A non-profit initiative led by Cohere For AI is developing a large language model (LLM) called Aya that can converse in over 100 different languages. This ambitious project aims to address the current language bias in AI, which heavily favors English and underrepresents many of the world's languages.
The English bias in AI technology
Modern AI chatbots, powered by large language models (LLMs) like OpenAI's GPT-4, display a considerable bias towards English. LLMs are not as proficient in other languages, especially underrepresented ones like Malagasy. The issue stems from the fact that LLMs are typically trained on internet data, 64% of which is in English. Consequently, other languages, particularly those from countries with lower internet use, are neglected. This problem is amplified for languages like Malagasy, which are hardly considered in any language model training, leading to a technology gap.

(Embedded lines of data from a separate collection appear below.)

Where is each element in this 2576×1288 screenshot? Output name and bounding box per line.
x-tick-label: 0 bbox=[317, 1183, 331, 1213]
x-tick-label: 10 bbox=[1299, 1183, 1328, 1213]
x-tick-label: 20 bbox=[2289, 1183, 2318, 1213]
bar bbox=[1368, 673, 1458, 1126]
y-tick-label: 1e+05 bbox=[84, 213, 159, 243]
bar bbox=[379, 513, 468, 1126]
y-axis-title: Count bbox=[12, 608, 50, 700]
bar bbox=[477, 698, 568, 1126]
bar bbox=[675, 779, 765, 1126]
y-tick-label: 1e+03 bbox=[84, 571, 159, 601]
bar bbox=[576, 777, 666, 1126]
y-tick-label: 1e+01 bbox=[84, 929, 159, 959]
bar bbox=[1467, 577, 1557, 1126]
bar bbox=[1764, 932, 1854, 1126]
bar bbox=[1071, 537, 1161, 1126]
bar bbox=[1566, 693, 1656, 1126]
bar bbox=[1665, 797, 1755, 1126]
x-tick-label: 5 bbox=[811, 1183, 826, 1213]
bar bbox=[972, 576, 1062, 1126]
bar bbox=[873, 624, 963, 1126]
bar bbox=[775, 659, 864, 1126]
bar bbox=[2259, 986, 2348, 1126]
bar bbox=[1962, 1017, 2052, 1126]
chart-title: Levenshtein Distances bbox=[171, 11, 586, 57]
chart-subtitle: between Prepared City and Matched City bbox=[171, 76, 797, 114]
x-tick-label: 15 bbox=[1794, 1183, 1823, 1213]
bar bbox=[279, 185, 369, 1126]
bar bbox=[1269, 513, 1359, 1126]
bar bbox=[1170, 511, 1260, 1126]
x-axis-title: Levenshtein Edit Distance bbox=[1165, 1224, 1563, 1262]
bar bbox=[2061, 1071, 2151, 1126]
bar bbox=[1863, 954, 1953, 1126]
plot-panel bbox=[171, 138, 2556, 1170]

To address this language bias in AI, Cohere For AI, a non-profit research lab, has embarked on a project to develop Aya, a new LLM capable of conversing in 101 languages. Unlike existing AI models, Aya intends to provide equal proficiency across languages, including those often overlooked, such as Somali, Yoruba, Malay, Telugu, and Vietnamese. By doing so, Aya is leveling the playing field, ensuring that technology is more inclusive and accessible to non-English speakers around the world.
The Aya project stands out not just for its ambitious goals, but also for its collaborative and open-source approach. Rather than being developed by a centralized private entity, Aya is a collective effort involving more than a thousand individuals, including independent researchers and computer-science students. Encouraging open-source research and collaboration, it embodies a shared vision of making AI more inclusive and representative of global languages.
Volunteers: The backbone of Aya's multilingual capabilities
The development of Aya is not just a technological challenge, but also a linguistic one. To be proficient in various languages, Aya requires thousands of text examples for learning. Volunteers play a critical role in improving existing multilingual datasets, checking for coherence and grammar, and providing new examples. Each language's nuances and colloquialisms are noted and considered, ensuring that Aya is not just multilingual, but also culturally sensitive and accurate.
Language bias and safety risks in AI
The underrepresentation of certain languages in AI not only restricts access to technology for non-English speakers but also poses potential safety risks. According to a study from Brown University, safety measures that prevent AI chatbots from providing harmful information can be easily bypassed if the request is first translated into a low-resource language. This vulnerability highlights the urgent need for more comprehensive and inclusive language models in AI.
Aya: A catalyst for change in the AI industry
By addressing the language bias in AI, the Aya project also hopes to spark broader change within the industry and governments. The aim is to encourage enhanced language representation and support for open-source development in AI. The success of such an endeavor could facilitate more inclusive technological advancements, ensuring that the benefits of AI are shared more equitably across the globe.